Aún motorizado por el narcisismo, ese desplazamiento del heroísmo al doméstico, es político. Y es un movimiento que empieza a latir en nuestra literatura. En palabras de Valle, “un desplazamiento que aspira a mayores niveles de igualdad, a hacer pedacitos de mundo mejor dentro del mundo para que vivan nuestros hijos”.
Como toda tradición, se irá ampliando con narrativas —necesarias— que abarquen las sombras, el malestar, la implosión de parejas y —como cuenta el escritor Fabián Casas— la judicialización de la paternidad.
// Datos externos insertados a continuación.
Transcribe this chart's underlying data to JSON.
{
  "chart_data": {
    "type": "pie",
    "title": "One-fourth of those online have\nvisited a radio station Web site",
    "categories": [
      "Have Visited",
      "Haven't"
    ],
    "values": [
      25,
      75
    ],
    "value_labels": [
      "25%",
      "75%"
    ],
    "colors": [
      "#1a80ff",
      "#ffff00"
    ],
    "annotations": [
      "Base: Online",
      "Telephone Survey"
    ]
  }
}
Por el momento, el tan evocado regreso de los hombres a casa, de a poco, se va concretando desde el entusiasmo y el afecto.
Es para celebrar que la figura del padre deje de ser de una amenaza para transformarse en una compañía; que la paternidad se estructure en la presencia; que retorne a la literatura latinoamericana; que los hombres se queden adentro a cuidar a los hijos, a darles de comer, a dormirlos y, si se puede, a escribir libros en las pocas horas disponibles que sueñan despiertos.